Date: 2012-01-20 04:52 pm (UTC)
rydra_wong: stick figure on an indoor climbing wall -- base image taken from the webcomic xkcd (climbing -- xkcd)
From: [personal profile] rydra_wong
I'm wondering if part of it is contextual. I mean, you're talking about a short sequence in a film aimed at an action-movie audience, 99% of whom don't know anything about climbing (and so are very limited in their ability to judge what's difficult or dangerous) and who don't want to have the plot stopped for five minutes while it's explained to them. And who expect the protagonist to have superhero physical powers anyway.

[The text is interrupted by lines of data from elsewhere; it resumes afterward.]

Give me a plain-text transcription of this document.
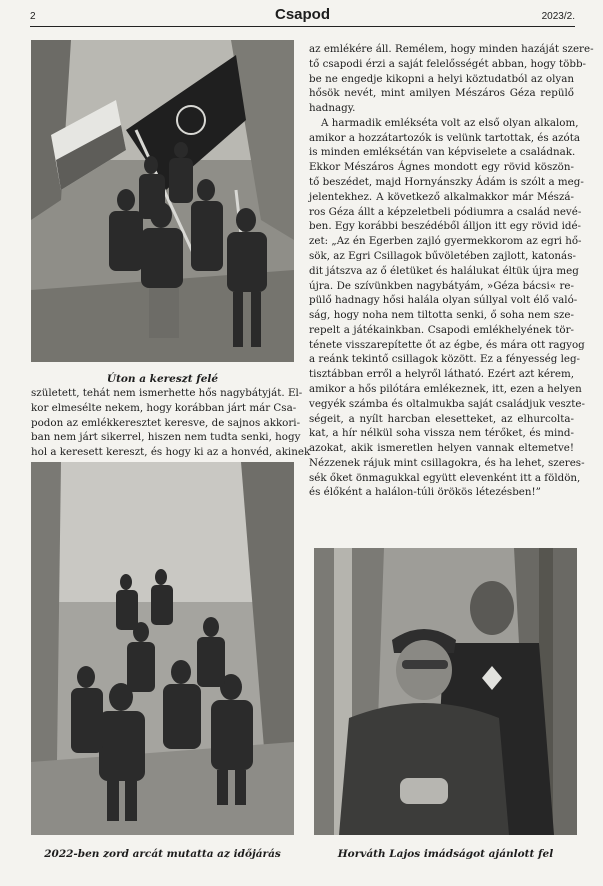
2	Csapod	2023/2.
Úton a kereszt felé

született, tehát nem ismerhette hős nagybátyját. El-
kor elmesélte nekem, hogy korábban járt már Csa-
podon az emlékkeresztet keresve, de sajnos akkori-
ban nem járt sikerrel, hiszen nem tudta senki, hogy
hol a keresett kereszt, és hogy ki az a honvéd, akinek

2022-ben zord arcát mutatta az időjárás

az emlékére áll. Remélem, hogy minden hazáját szere-
tő csapodi érzi a saját felelősségét abban, hogy több-
be ne engedje kikopni a helyi köztudatból az olyan
hősök nevét, mint amilyen Mészáros Géza repülő
hadnagy.
A harmadik emlékséta volt az első olyan alkalom,
amikor a hozzátartozók is velünk tartottak, és azóta
is minden emléksétán van képviselete a családnak.
Ekkor Mészáros Ágnes mondott egy rövid köszön-
tő beszédet, majd Hornyánszky Ádám is szólt a meg-
jelentekhez. A következő alkalmakkor már Mészá-
ros Géza állt a képzeletbeli pódiumra a család nevé-
ben. Egy korábbi beszédéből álljon itt egy rövid idé-
zet: „Az én Egerben zajló gyermekkorom az egri hő-
sök, az Egri Csillagok bűvöletében zajlott, katonás-
dit játszva az ő életüket és halálukat éltük újra meg
újra. De szívünkben nagybátyám, »Géza bácsi« re-
pülő hadnagy hősi halála olyan súllyal volt élő való-
ság, hogy noha nem tiltotta senki, ő soha nem sze-
repelt a játékainkban. Csapodi emlékhelyének tör-
ténete visszarepítette őt az égbe, és mára ott ragyog
a reánk tekintő csillagok között. Ez a fényesség leg-
tisztábban erről a helyről látható. Ezért azt kérem,
amikor a hős pilótára emlékeznek, itt, ezen a helyen
vegyék számba és oltalmukba saját családjuk veszte-
ségeit, a nyílt harcban elesetteket, az elhurcolta-
kat, a hír nélkül soha vissza nem térőket, és mind-
azokat, akik ismeretlen helyen vannak eltemetve!
Nézzenek rájuk mint csillagokra, és ha lehet, szeres-
sék őket önmagukkal együtt elevenként itt a földön,
és élőként a halálon-túli örökös létezésben!”

Horváth Lajos imádságot ajánlott fel
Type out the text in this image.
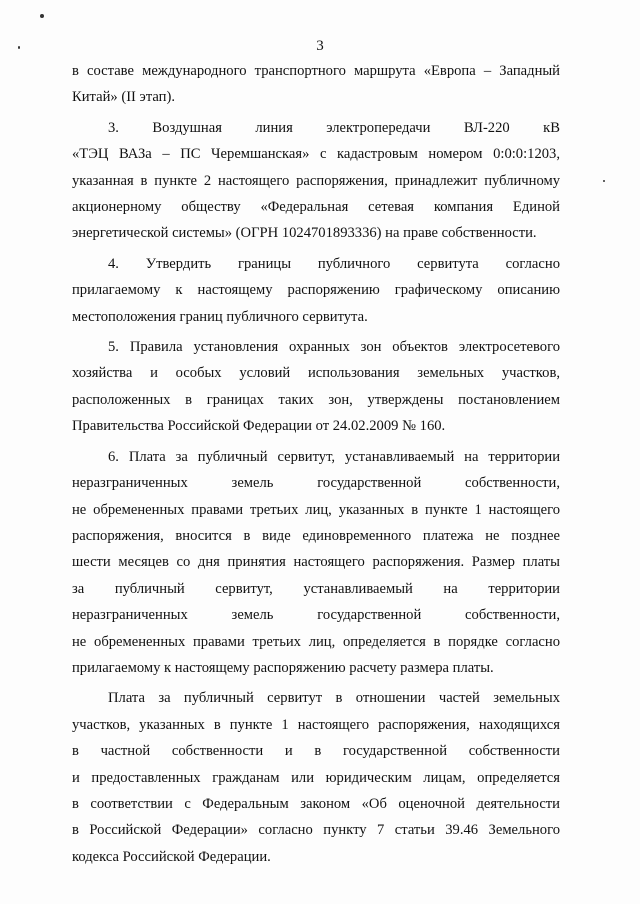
3
в составе международного транспортного маршрута «Европа – Западный
Китай» (II этап).
3. Воздушная линия электропередачи ВЛ-220 кВ
«ТЭЦ ВАЗа – ПС Черемшанская» с кадастровым номером 0:0:0:1203,
указанная в пункте 2 настоящего распоряжения, принадлежит публичному
акционерному обществу «Федеральная сетевая компания Единой
энергетической системы» (ОГРН 1024701893336) на праве собственности.
4. Утвердить границы публичного сервитута согласно
прилагаемому к настоящему распоряжению графическому описанию
местоположения границ публичного сервитута.
5. Правила установления охранных зон объектов электросетевого
хозяйства и особых условий использования земельных участков,
расположенных в границах таких зон, утверждены постановлением
Правительства Российской Федерации от 24.02.2009 № 160.
6. Плата за публичный сервитут, устанавливаемый на территории
неразграниченных земель государственной собственности,
не обремененных правами третьих лиц, указанных в пункте 1 настоящего
распоряжения, вносится в виде единовременного платежа не позднее
шести месяцев со дня принятия настоящего распоряжения. Размер платы
за публичный сервитут, устанавливаемый на территории
неразграниченных земель государственной собственности,
не обремененных правами третьих лиц, определяется в порядке согласно
прилагаемому к настоящему распоряжению расчету размера платы.
Плата за публичный сервитут в отношении частей земельных
участков, указанных в пункте 1 настоящего распоряжения, находящихся
в частной собственности и в государственной собственности
и предоставленных гражданам или юридическим лицам, определяется
в соответствии с Федеральным законом «Об оценочной деятельности
в Российской Федерации» согласно пункту 7 статьи 39.46 Земельного
кодекса Российской Федерации.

They don't understand what the ropes do and whether or not harnesses spontaneously fall apart like in Cliffhanger, so roped climbing is too confusing. But huge leaps and swinging about on big holds looks impressive.

(At the bouldering wall, I regularly see teenage n00bs who point at the slab and explain confidently to their friends, "This is the easy wall." Me doing a V4 on the slab: not impressive. Me doing a V1 on the roof: super-impressive OMG SPIDERWOMAN.)

I've seen incredibly exciting climbing films, and ones that work for non-climbers too (I have inflicted enough of them on friends and family to test this). But they do tend to invest some film time in communicating to the audience why something is difficult or dangerous or skillful or important. Which you can't do if it's your credits sequence.